Intelligent framework for coagulant dosing optimization in an industrial-scale seawater reverse osmosis desalination plant

Efficient and reliable desalination through seawater reverse osmosis (SWRO) mandates optimized pre-treatment strategies to minimize organic and inorganic fouling. Coagulation, the process of agglomerating colloidal particles using chemical coagulants, in combination with media filtration to reduce colloidal fouling on reverse osmosis membranes is commonly used in seawater pretreatment. Due to its inherent complexity and the absence of physical models to quantify the efficiency of coagulation, overdosing of coagulants is ubiquitously observed to maintain filtered water quality. To address this problem, we use Artificial neural networks (ANNs) to optimize coagulant dosing by predicting the SDI after chemical dosing. The model is developed by using large-scale plant data comprising of different seawater physical parameters and plant operational data including pH, SDI, turbidity, coagulant dosing rate, and flocculant dosing rate.

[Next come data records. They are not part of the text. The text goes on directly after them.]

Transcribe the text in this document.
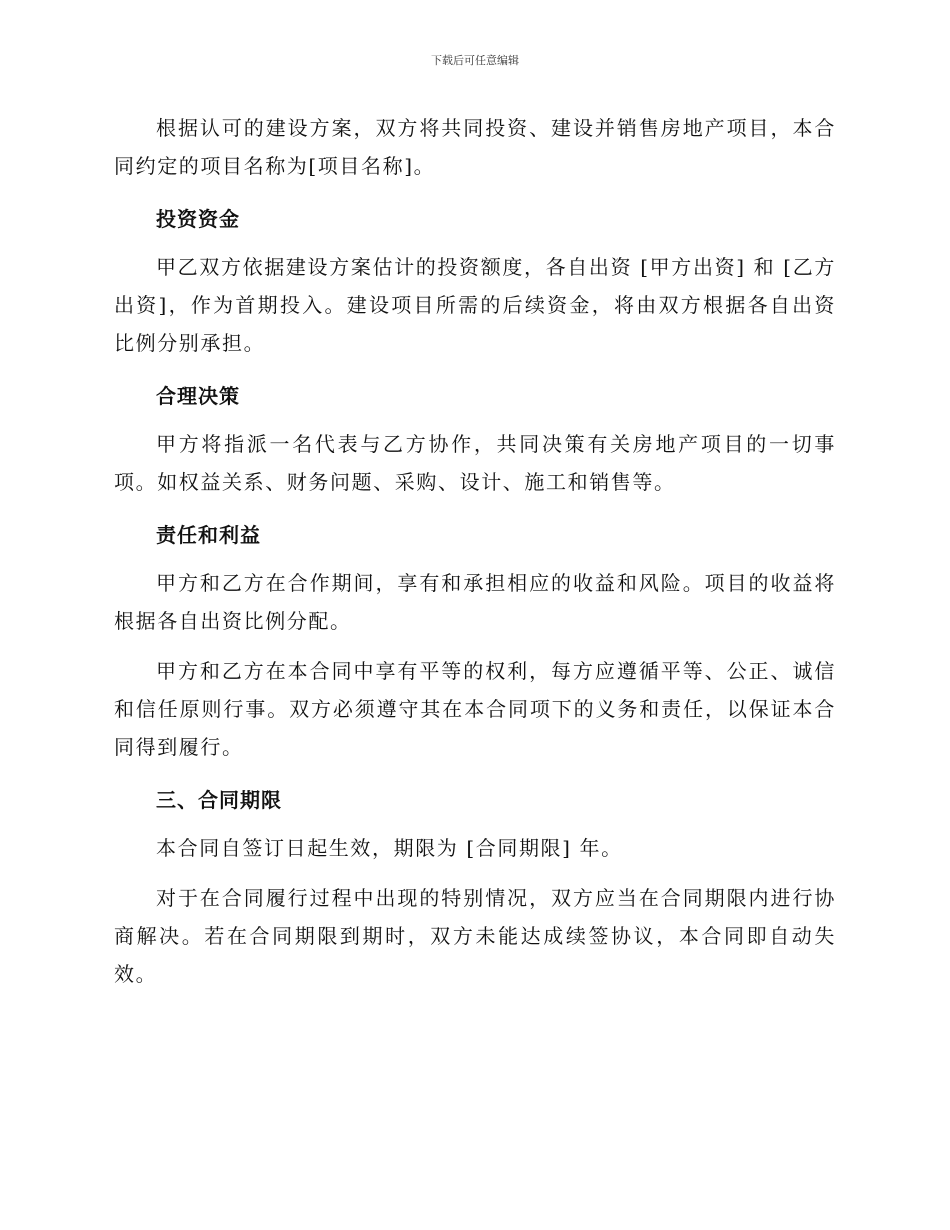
下载后可任意编辑

根据认可的建设方案，双方将共同投资、建设并销售房地产项目，本合同约定的项目名称为[项目名称]。

投资资金

甲乙双方依据建设方案估计的投资额度，各自出资 [甲方出资] 和 [乙方出资]，作为首期投入。建设项目所需的后续资金，将由双方根据各自出资比例分别承担。

合理决策

甲方将指派一名代表与乙方协作，共同决策有关房地产项目的一切事项。如权益关系、财务问题、采购、设计、施工和销售等。

责任和利益

甲方和乙方在合作期间，享有和承担相应的收益和风险。项目的收益将根据各自出资比例分配。

甲方和乙方在本合同中享有平等的权利，每方应遵循平等、公正、诚信和信任原则行事。双方必须遵守其在本合同项下的义务和责任，以保证本合同得到履行。

三、合同期限

本合同自签订日起生效，期限为 [合同期限] 年。

对于在合同履行过程中出现的特别情况，双方应当在合同期限内进行协商解决。若在合同期限到期时，双方未能达成续签协议，本合同即自动失效。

By using feature engineering, selection, and our domain knowledge, new input parameters are derived, irrelevant parameters are eliminated, and these are used as inputs to train the model. The developed ANNs model achieved a prediction accuracy of 95% also outperforms other machine learning methods, and upon industrialization it reduced annual coagulant consumption by 11.7% when implemented in a commercial SWRO plant producing 216,000 m3/day of desalinated water.